More controversial is Ouattara’s participation in the October 2025 presidential election. The 83-year-old president has raised eyebrows by running for a fourth term and barring credible opponents from competing. Due to his economic successes, Ouattara is the expected winner, but in the context of global youth protests in Nepal, Indonesia, and elsewhere, violent post-election unrest is possible. Although the chances of a Sahel-style coup d’état are low, anti-government misinformation campaigns by Russia and the military juntas in Burkina Faso and Mali have resonated strongly with many young Ivorians and could drive unrest (ICG, 2025; Lawal, 2025).
Regional Risks
Transnational risks could also undermine Côte d’Ivoire’s reputation as a beacon of stability. Climate change has exacerbated the country’s low trade complexity by creating the erratic weather patterns contributing to this year’s reduced cocoa harvest (Ecofin Agency, 2025). Desertification triggered by rising temperatures and poor land use has impacted northern Côte d’Ivoire and displaced millions of subsistence farmers in Mali and other Sahelian countries (Alliance Sahel, 2024). Continued international support for Côte d’Ivoire’s environmental renewal programmes is key to avoiding the widespread displacement and communal conflict over resources witnessed in Nigeria and the Sahelian states (Ouattara, 2022).

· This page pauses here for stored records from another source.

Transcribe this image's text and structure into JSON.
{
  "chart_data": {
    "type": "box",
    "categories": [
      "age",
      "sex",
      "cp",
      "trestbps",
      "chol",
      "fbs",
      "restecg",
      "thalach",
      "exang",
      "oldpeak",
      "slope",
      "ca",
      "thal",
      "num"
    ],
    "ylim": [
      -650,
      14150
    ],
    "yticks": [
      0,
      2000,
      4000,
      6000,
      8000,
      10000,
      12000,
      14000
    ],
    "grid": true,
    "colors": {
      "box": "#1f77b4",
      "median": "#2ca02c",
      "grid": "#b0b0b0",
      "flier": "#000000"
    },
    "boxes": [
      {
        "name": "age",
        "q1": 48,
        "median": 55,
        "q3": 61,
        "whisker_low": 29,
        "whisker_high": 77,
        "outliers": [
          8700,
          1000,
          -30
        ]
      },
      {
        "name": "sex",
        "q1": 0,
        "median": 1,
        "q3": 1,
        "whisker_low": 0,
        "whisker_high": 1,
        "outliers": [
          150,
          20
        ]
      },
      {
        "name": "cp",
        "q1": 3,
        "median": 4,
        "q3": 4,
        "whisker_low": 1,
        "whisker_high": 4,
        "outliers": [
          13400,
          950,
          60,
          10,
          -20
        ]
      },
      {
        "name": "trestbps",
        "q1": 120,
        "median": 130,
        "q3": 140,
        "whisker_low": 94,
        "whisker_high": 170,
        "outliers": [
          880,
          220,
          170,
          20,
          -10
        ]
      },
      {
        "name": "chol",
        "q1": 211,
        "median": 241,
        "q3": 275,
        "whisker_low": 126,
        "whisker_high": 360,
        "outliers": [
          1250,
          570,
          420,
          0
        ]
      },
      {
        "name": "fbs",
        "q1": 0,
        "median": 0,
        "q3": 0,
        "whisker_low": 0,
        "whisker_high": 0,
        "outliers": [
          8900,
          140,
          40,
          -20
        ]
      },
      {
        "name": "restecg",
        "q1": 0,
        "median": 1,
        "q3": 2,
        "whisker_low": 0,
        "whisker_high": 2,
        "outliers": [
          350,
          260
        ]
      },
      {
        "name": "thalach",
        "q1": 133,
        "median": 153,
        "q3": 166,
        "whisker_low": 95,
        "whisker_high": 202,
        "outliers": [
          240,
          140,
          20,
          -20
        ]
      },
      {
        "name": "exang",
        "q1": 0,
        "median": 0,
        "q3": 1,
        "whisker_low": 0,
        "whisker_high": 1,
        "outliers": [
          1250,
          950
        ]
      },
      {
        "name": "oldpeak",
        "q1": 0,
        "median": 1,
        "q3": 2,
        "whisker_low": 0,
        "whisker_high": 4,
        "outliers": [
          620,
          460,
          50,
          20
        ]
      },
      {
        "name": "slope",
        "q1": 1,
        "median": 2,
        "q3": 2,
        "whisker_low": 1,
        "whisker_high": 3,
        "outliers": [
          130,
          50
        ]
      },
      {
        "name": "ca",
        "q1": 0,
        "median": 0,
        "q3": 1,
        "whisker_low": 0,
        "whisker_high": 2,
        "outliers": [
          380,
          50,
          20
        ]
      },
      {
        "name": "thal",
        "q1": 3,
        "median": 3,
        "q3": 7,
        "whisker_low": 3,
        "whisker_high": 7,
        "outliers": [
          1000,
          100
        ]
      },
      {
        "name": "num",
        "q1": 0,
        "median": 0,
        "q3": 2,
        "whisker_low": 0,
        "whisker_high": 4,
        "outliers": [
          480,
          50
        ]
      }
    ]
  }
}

Risks of terrorist spillover into Côte d’Ivoire’s north, for years free of violence until an attack on 24 August, are also rising (France 24, 2025). Jihadist insurgencies in Burkina Faso and Mali may exploit the uncertainty and unrest surrounding Ouattara’s reelection to launch raids into thinly defended rural areas along Côte d’Ivoire’s northern border (OECD, 2024). The country’s status as a recipient of economic migrants and refugees from the jihad-afflicted Sahel states has strained public services in the north and risks driving religious radicalization and disputes over farmland in the febrile pre-election context (IOM, 2024; Harmon, 2025).
Outlook
Côte d’Ivoire’s perception as West Africa’s economic success story is clouded by uncertainty over this month’s presidential election. But looking forward, its prospects remain positive. Ouattara’s government has emerged from the unrest following past elections unscathed (Baalen and Gbala, 2023) and has maintained Côte d’Ivoire’s status as one of the fastest-growing economies in the world. Effective macroeconomic policy, a booming oil sector, and continued access to foreign investment and capital markets should see Côte d’Ivoire maintain its trajectory until 2030 and beyond.